第7話 三つ編みの少年

 それからの数日間、あたしは毎日、太陽のない暗い朝を迎えて、カナタに会いに菜園まで行き、いっしょに朝ごはんを作って食べた。


 毎食後、隆弘の世話をした後、カナタと海の映像を観た。


 お風呂から出た後、寝るまでカナタといっしょに居ることも割りとあった。


 たいした話はしなかった。


 好きな食べ物の話とか、倉庫の奥に転がってた本の話とか、動画に映っていたイルカの話とか、そんなものだった。


 話の内容なんて別に何でもいい。


 空気を声で震わせて、伝えることができればそれでいいんだと思う。


 何を伝える? 

 

 そんなのあたしにだって、わからない。


 でも、伝えないと。



         *



 お昼ごはんを食べた後、あたしとカナタはいつものように隆弘の部屋で海の映像鑑賞会を開いていた。


 正直、ノートパソコンの映像をあたしもカナタももう真面目に観てはいない。


 二人ともカルシウムスティックをかじりながら、ソファーでだらだらと時を過ごすだけだ。


 暇つぶしにあたしはカナタの髪をいじった。


 カナタの髪は特に手入れをしていないとは思えないくらいキレイで、いつもいい匂いがしていた。触ってるだけでも気持ちいい。


 カナタはあたしが手で髪をすいている間、くすぐったいと笑いながらも大人しくしていた。


 三つ編みにしてみる。


 カナタが「何これ~」と言って振り向く。


 可愛い。


 あまりにも似合っていたのでそのままにしておくことにした。


 カナタは部屋のすみにある姿見に映る自分を見て、「へ~」と感心していた。


 三つ編みを見るのは初めてらしい。


 唐突にテーブルの上の目覚ましが鳴った。


「あっ、薬の時間」


 カナタは三つ編みのまま、ドタバタと冷蔵庫まで駆けていき、中から黄色い薬の入った点滴パックを取り出した。隆弘の点滴だ。


「いっしょに行こうか? ついでに体拭いたりするんでしょ?」


 あたしはソファーから立ち上がる。


「ううん、戦はいつも食事の世話をしてくれてるし。一人で大丈夫だから」


 カナタは素足にスニーカーを引っかけると、扉を開ける。


「すぐ戻るから、まってて。
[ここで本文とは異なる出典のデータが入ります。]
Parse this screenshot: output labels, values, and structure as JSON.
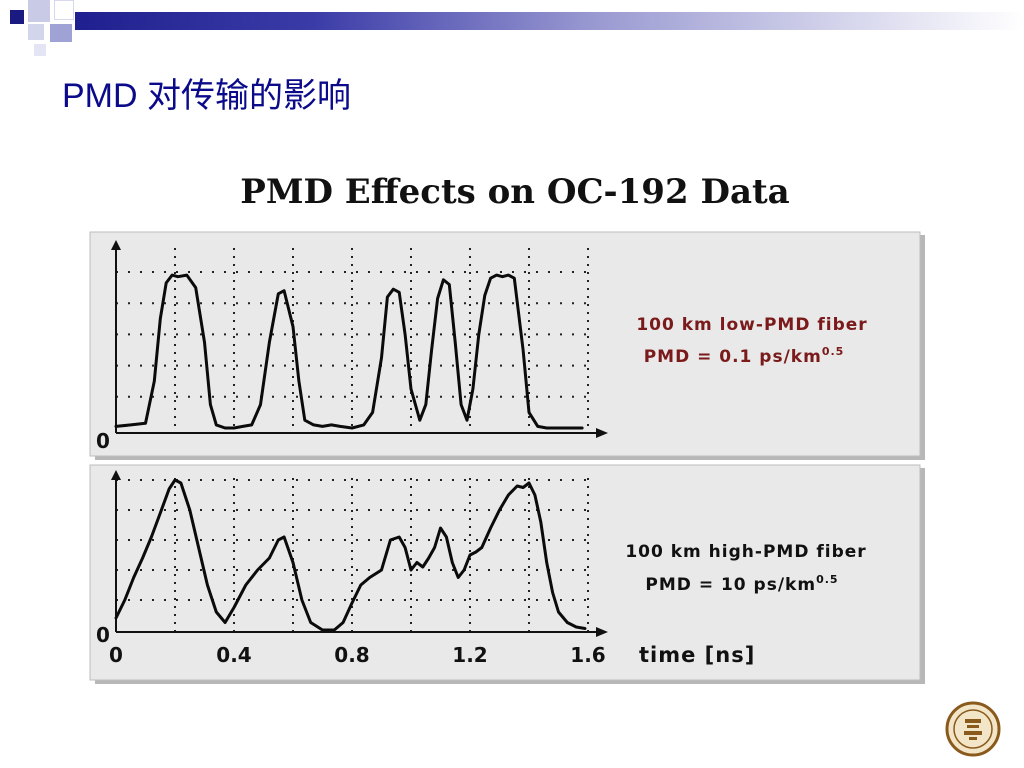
{
  "slide": {
    "title": "PMD 对传输的影响"
  },
  "colors": {
    "title_blue": "#0a0a8a",
    "panel_bg": "#e9e9e9",
    "label_red": "#7a1a1a"
  },
  "chart_data": [
    {
      "type": "line",
      "title": "PMD Effects on OC-192 Data",
      "xlabel": "time [ns]",
      "xlim": [
        0,
        1.6
      ],
      "ylim": [
        0,
        1
      ],
      "grid": true,
      "y_tick_label": "0",
      "annotation": {
        "line1": "100 km low-PMD fiber",
        "line2_prefix": "PMD = 0.1 ps/km",
        "line2_exponent": "0.5"
      },
      "series": [
        {
          "x": [
            0.0,
            0.05,
            0.1,
            0.13,
            0.15,
            0.17,
            0.19,
            0.21,
            0.24,
            0.27,
            0.3,
            0.32,
            0.34,
            0.37,
            0.4,
            0.43,
            0.46,
            0.49,
            0.52,
            0.55,
            0.57,
            0.6,
            0.62,
            0.64,
            0.67,
            0.7,
            0.73,
            0.76,
            0.8,
            0.84,
            0.87,
            0.9,
            0.92,
            0.94,
            0.96,
            0.98,
            1.0,
            1.03,
            1.05,
            1.07,
            1.09,
            1.11,
            1.13,
            1.15,
            1.17,
            1.19,
            1.21,
            1.23,
            1.25,
            1.27,
            1.29,
            1.31,
            1.33,
            1.35,
            1.38,
            1.4,
            1.43,
            1.46,
            1.48,
            1.5,
            1.52,
            1.55,
            1.58
          ],
          "y": [
            0.01,
            0.02,
            0.03,
            0.3,
            0.7,
            0.93,
            0.98,
            0.97,
            0.98,
            0.9,
            0.55,
            0.15,
            0.02,
            0.0,
            0.0,
            0.01,
            0.02,
            0.15,
            0.55,
            0.86,
            0.88,
            0.65,
            0.3,
            0.05,
            0.02,
            0.01,
            0.02,
            0.01,
            0.0,
            0.02,
            0.1,
            0.45,
            0.84,
            0.89,
            0.87,
            0.6,
            0.25,
            0.05,
            0.15,
            0.5,
            0.83,
            0.95,
            0.92,
            0.55,
            0.15,
            0.05,
            0.25,
            0.6,
            0.85,
            0.96,
            0.98,
            0.97,
            0.98,
            0.96,
            0.5,
            0.1,
            0.01,
            0.0,
            0.0,
            0.0,
            0.0,
            0.0,
            0.0
          ]
        }
      ]
    },
    {
      "type": "line",
      "xlabel": "time [ns]",
      "xlim": [
        0,
        1.6
      ],
      "ylim": [
        0,
        1
      ],
      "grid": true,
      "x_ticks": [
        "0",
        "0.4",
        "0.8",
        "1.2",
        "1.6"
      ],
      "y_tick_label": "0",
      "annotation": {
        "line1": "100 km high-PMD fiber",
        "line2_prefix": "PMD = 10 ps/km",
        "line2_exponent": "0.5"
      },
      "series": [
        {
          "x": [
            0.0,
            0.03,
            0.06,
            0.09,
            0.12,
            0.15,
            0.18,
            0.2,
            0.22,
            0.25,
            0.28,
            0.31,
            0.34,
            0.37,
            0.4,
            0.44,
            0.48,
            0.52,
            0.55,
            0.57,
            0.6,
            0.63,
            0.66,
            0.7,
            0.74,
            0.77,
            0.8,
            0.83,
            0.86,
            0.9,
            0.93,
            0.96,
            0.98,
            1.0,
            1.02,
            1.04,
            1.06,
            1.08,
            1.1,
            1.12,
            1.14,
            1.16,
            1.18,
            1.2,
            1.22,
            1.24,
            1.27,
            1.3,
            1.33,
            1.36,
            1.38,
            1.4,
            1.42,
            1.44,
            1.46,
            1.48,
            1.5,
            1.53,
            1.56,
            1.59
          ],
          "y": [
            0.08,
            0.2,
            0.35,
            0.48,
            0.62,
            0.78,
            0.94,
            1.0,
            0.98,
            0.8,
            0.55,
            0.3,
            0.12,
            0.05,
            0.15,
            0.3,
            0.4,
            0.48,
            0.6,
            0.62,
            0.45,
            0.2,
            0.05,
            0.0,
            0.0,
            0.05,
            0.18,
            0.3,
            0.35,
            0.4,
            0.6,
            0.62,
            0.55,
            0.4,
            0.45,
            0.42,
            0.48,
            0.55,
            0.68,
            0.62,
            0.45,
            0.35,
            0.4,
            0.5,
            0.52,
            0.55,
            0.68,
            0.8,
            0.9,
            0.96,
            0.95,
            0.98,
            0.9,
            0.72,
            0.45,
            0.25,
            0.12,
            0.05,
            0.02,
            0.01
          ]
        }
      ]
    }
  ]
}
帰っちゃ嫌だよ」


 あたしは、うんと返事をして手を小さく振った。


 カナタは微笑んで、元気よく部屋を出ていった。


 あたしはテーブルの上のグラスに残っていたカルシウムスティックを一つつまんでかじりながら、ノートパソコンのディスプレイに視線を移した。


 惰性で再生し続けていた海の映像を停止させる。


 ゲームでもしようと思って、カーソルで色々なフォルダを開けまくった。


 ゲームらしき実行ファイルは見つからない。


 ブラウザのアイコンをクリックしてみた。


 ページを表示できないと、警告メッセージに叱られた。


 履歴に残っていたどのサイトにも接続できない。


 このノートパソコンは一応、ネットワークに接続してあるはずだからたぶんサーバが死んでしまっているのだろう。


 あたしはブラウザを閉じると、仕方なくもう一度、動画再生ソフトを立ち上げた。


 データチップのファイルを開こうと、選択しかけて再生履歴にいくつかのファイル名が表示されていることに気がついた。


 クリック。再生。


 若いアジア系の女性が、色っぽい声を出して男と絡み合っていた。


 直球ど真ん中のエロ動画だ。


 速攻で停止させた。


 あたしはようやくこのパソコンの持ち主が自分と同世代の男の子だということを思い出した。


 しょうがないなー。


 まあ、しょうがないんだろうけど。


 あたしはもう少し観てみようかなとか、カナタが間違ってこれを観てしまったらどうしようとか思いつつ、ソファーに体を投げ出した。


 テーブルにのった目覚ましの文字盤が午後三時五分前だとあたしに教えてくれた。扉の方を見る。


「ただいまー」という声とともに帰ってくるカナタの姿を探す。


 そこにはまだ誰もいない。


 あたしはソファーに寝転がったまま、右手の手のひらを鼻に押し付けた。


 まだ微かにカナタの髪の匂いが残ってるような気がした。


 あたしは目を閉じて、そのまま左腕で自分の体をぎゅっと抱しめるようにソファーで体を丸くした。


 ソファーがぎしと音を立ててきしむ。


 あたしが体をよじると、それに合わせて何度もソファーのきしむ音がした。


「カナタ」と声を出して呼んだ。


 誰にも聞えないように小さな声で呼んだ。


 もちろんカナタの返事はなかった。


 あたしはそっと目を開けて、また扉の方を見た。


 カナタはまだ帰らない。


 あたしは起き上がると、玄関に残された自分のスニーカーを履いた。